According to researchers, there will be no seafood left to catch by 2048, except for jellyfish, which will thrive in the new, collapsed ecosystem. Luckily, they say that jellyfish have the same nutritional content as shrimp, which is pretty darn good.
You can't make the claim that all fish species will collapse -- "collapse" meaning the species has fallen to 10 percent of its highest known numbers -- by 2048 without a lot of people raising an eyebrow. How can that be? Our supermarkets are chock-full of cod and salmon and shrimp and tuna and every other big, slimy, underwater delicacy. Sushi restaurants are multiplying exponentially.
Advertisement
The authors of the study might say that's part of the problem. Overall, what they see as the looming eradication of marine life would be the result of a lack of diversity in ocean ecosystems that comes from the overfishing of particular types of fish.

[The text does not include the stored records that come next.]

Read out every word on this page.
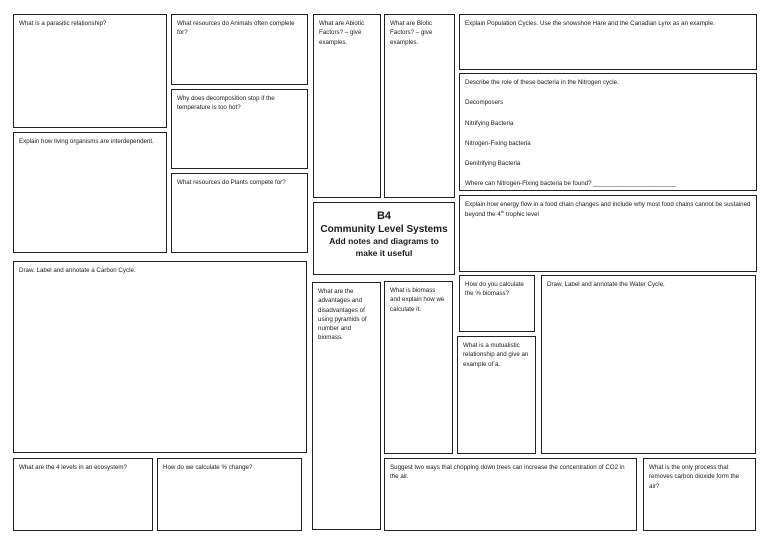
What is a parasitic relationship?

Explain how living organisms are interdependent.

What resources do Animals often complete for?

Why does decomposition stop if the temperature is too hot?

What resources do Plants compete for?

What are Abiotic Factors? – give examples.

What are Biotic Factors? – give examples.

B4
Community Level Systems
Add notes and diagrams to make it useful

Explain Population Cycles. Use the snowshoe Hare and the Canadian Lynx as an example.

Describe the role of these bacteria in the Nitrogen cycle.
Decomposers
Nitrifying Bacteria
Nitrogen-Fixing bacteria
Denitrifying Bacteria
Where can Nitrogen-Fixing bacteria be found? ________________________

Explain how energy flow in a food chain changes and include why most food chains cannot be sustained beyond the 4th trophic level

Draw. Label and annotate a Carbon Cycle.

What are the advantages and disadvantages of using pyramids of number and biomass.

What is biomass and explain how we calculate it.

How do you calculate the % biomass?

What is a mutualistic relationship and give an example of a.

Draw, Label and annotate the Water Cycle.

What are the 4 levels in an ecosystem?	How do we calculate % change?	Suggest two ways that chopping down trees can increase the concentration of CO2 in the air.

What is the only process that removes carbon dioxide form the air?
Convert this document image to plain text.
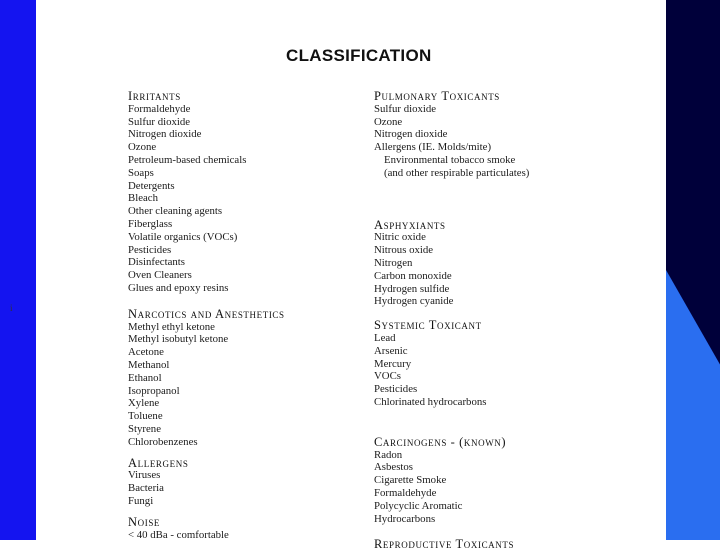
CLASSIFICATION
Irritants
Formaldehyde
Sulfur dioxide
Nitrogen dioxide
Ozone
Petroleum-based chemicals
Soaps
Detergents
Bleach
Other cleaning agents
Fiberglass
Volatile organics (VOCs)
Pesticides
Disinfectants
Oven Cleaners
Glues and epoxy resins
Narcotics and Anesthetics
Methyl ethyl ketone
Methyl isobutyl ketone
Acetone
Methanol
Ethanol
Isopropanol
Xylene
Toluene
Styrene
Chlorobenzenes
Allergens
Viruses
Bacteria
Fungi
Noise
< 40 dBa - comfortable
Pulmonary Toxicants
Sulfur dioxide
Ozone
Nitrogen dioxide
Allergens (IE. Molds/mite)
Environmental tobacco smoke
(and other respirable particulates)
Asphyxiants
Nitric oxide
Nitrous oxide
Nitrogen
Carbon monoxide
Hydrogen sulfide
Hydrogen cyanide
Systemic Toxicant
Lead
Arsenic
Mercury
VOCs
Pesticides
Chlorinated hydrocarbons
Carcinogens - (known)
Radon
Asbestos
Cigarette Smoke
Formaldehyde
Polycyclic Aromatic
Hydrocarbons
Reproductive Toxicants
i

To arrive at the conclusion that there will be no more fish by 2048, the scientists looked at a number of data sources, including global fishing data from the U.N. Food and Agriculture Organization, fishing data from all 64 major global marine ecosystems between 1950 and 2003, results from individual studies of marine areas by local scientists -- including a study of the San Francisco Bay and its surrounding rivers -- and data from 48 marine areas protected by conservation measures. What they found isn't pretty. In the case of the San Francisco Bay and its surrounding rivers, as reported in a San Francisco Chronicle article on November 2, scientists looked at population data going back a thousand years and discovered that "... more than 90 percent of of the original water-dwelling species in those waters have lost at least half of their populations." In addition, 30 percent of those species had collapsed at one point but recently came back into safer numbers. It seems that with loss of even a few species, the rest of the marine environment degrades more quickly. Diversity seems to play a key role in keeping marine ecosystems alive.

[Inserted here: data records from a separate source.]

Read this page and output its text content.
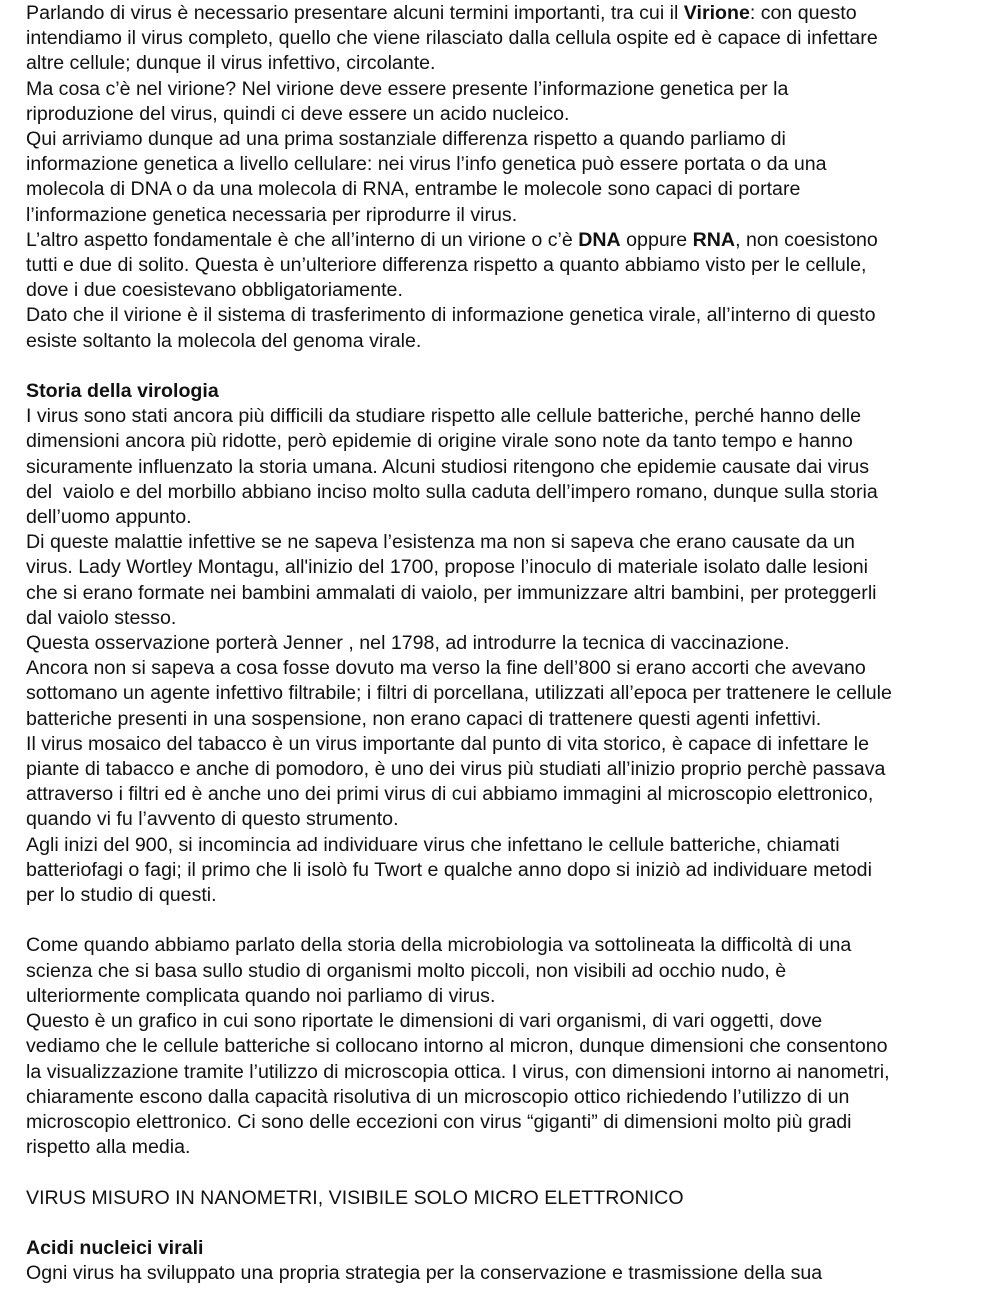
Parlando di virus è necessario presentare alcuni termini importanti, tra cui il Virione: con questo

intendiamo il virus completo, quello che viene rilasciato dalla cellula ospite ed è capace di infettare

altre cellule; dunque il virus infettivo, circolante.

Ma cosa c’è nel virione? Nel virione deve essere presente l’informazione genetica per la

riproduzione del virus, quindi ci deve essere un acido nucleico.

Qui arriviamo dunque ad una prima sostanziale differenza rispetto a quando parliamo di

informazione genetica a livello cellulare: nei virus l’info genetica può essere portata o da una

molecola di DNA o da una molecola di RNA, entrambe le molecole sono capaci di portare

l’informazione genetica necessaria per riprodurre il virus.

L’altro aspetto fondamentale è che all’interno di un virione o c’è DNA oppure RNA, non coesistono

tutti e due di solito. Questa è un’ulteriore differenza rispetto a quanto abbiamo visto per le cellule,

dove i due coesistevano obbligatoriamente.

Dato che il virione è il sistema di trasferimento di informazione genetica virale, all’interno di questo

esiste soltanto la molecola del genoma virale.

Storia della virologia

I virus sono stati ancora più difficili da studiare rispetto alle cellule batteriche, perché hanno delle

dimensioni ancora più ridotte, però epidemie di origine virale sono note da tanto tempo e hanno

sicuramente influenzato la storia umana. Alcuni studiosi ritengono che epidemie causate dai virus

del  vaiolo e del morbillo abbiano inciso molto sulla caduta dell’impero romano, dunque sulla storia

dell’uomo appunto.

Di queste malattie infettive se ne sapeva l’esistenza ma non si sapeva che erano causate da un

virus. Lady Wortley Montagu, all'inizio del 1700, propose l’inoculo di materiale isolato dalle lesioni

che si erano formate nei bambini ammalati di vaiolo, per immunizzare altri bambini, per proteggerli

dal vaiolo stesso.

Questa osservazione porterà Jenner , nel 1798, ad introdurre la tecnica di vaccinazione.

Ancora non si sapeva a cosa fosse dovuto ma verso la fine dell’800 si erano accorti che avevano

sottomano un agente infettivo filtrabile; i filtri di porcellana, utilizzati all’epoca per trattenere le cellule

batteriche presenti in una sospensione, non erano capaci di trattenere questi agenti infettivi.

Il virus mosaico del tabacco è un virus importante dal punto di vita storico, è capace di infettare le

piante di tabacco e anche di pomodoro, è uno dei virus più studiati all’inizio proprio perchè passava

attraverso i filtri ed è anche uno dei primi virus di cui abbiamo immagini al microscopio elettronico,

quando vi fu l’avvento di questo strumento.

Agli inizi del 900, si incomincia ad individuare virus che infettano le cellule batteriche, chiamati

batteriofagi o fagi; il primo che li isolò fu Twort e qualche anno dopo si iniziò ad individuare metodi

per lo studio di questi.

Come quando abbiamo parlato della storia della microbiologia va sottolineata la difficoltà di una

scienza che si basa sullo studio di organismi molto piccoli, non visibili ad occhio nudo, è

ulteriormente complicata quando noi parliamo di virus.

Questo è un grafico in cui sono riportate le dimensioni di vari organismi, di vari oggetti, dove

vediamo che le cellule batteriche si collocano intorno al micron, dunque dimensioni che consentono

la visualizzazione tramite l’utilizzo di microscopia ottica. I virus, con dimensioni intorno ai nanometri,

chiaramente escono dalla capacità risolutiva di un microscopio ottico richiedendo l’utilizzo di un

microscopio elettronico. Ci sono delle eccezioni con virus “giganti” di dimensioni molto più gradi

rispetto alla media.

VIRUS MISURO IN NANOMETRI, VISIBILE SOLO MICRO ELETTRONICO

Acidi nucleici virali

Ogni virus ha sviluppato una propria strategia per la conservazione e trasmissione della sua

The research points to a number of practices as contributing to the vulnerable state of marine ecosystems worldwide. Overfishing and destructive fishing practices like trawling, where fishers drag a weighted net along the sea bed and just grab up everything down there, whether they can sell it or not, deplete some species to point of collapse. When certain species no longer play their role in the ecosystem, the imbalance makes the ecosystem more susceptible to harm, for example in the form of an overgrowth of toxic life like algae blooms that deplete the oxygen content in the water. This depletion of oxygen content leaves other species of fish less likely to thrive. And then, of course, pollution and climate change play a role in the lack of marine diversity, as well.
Critics of the study point out several flaws that call into question the 40-year estimate for the fall of fishing. First, they say that none of the data in the study reflects a direct cause-and-effect relationship. It's all based on drawing correlations between trends recorded in separate collections of data. They also note that U.N. fishing data is considered by many experts to be unreliable because some countries use questionable methods to report their fishing numbers. Also, other organizations including the NOAA have seen opposing trends in marine populations. According to at least one NOAA scientist, diversity in several marine populations in the United States is on the rise. Finally, skeptics point out that the study's findings don't take into account the protective measures already in place to conserve ocean biodiversity and prevent species collapse. While the study's interpretation of data from protected environments shows that conservation methods are working, the study appears to set that aside in predicting a 2048 absence of fish.
Whether the short track to fishlessness is accurate or not, the study's finding that nearly 30 percent of fish species are already collapsed due to overfishing is at the very least a warning signal.
To prevent the end of marine life as we know it, the study suggests that world act quickly -- in a couple of decades, they say, the damage will be too far gone to undo. Experts promote enacting global protections and increasing current conservation efforts while ocean life is still diverse enough for the ecosystems to recover.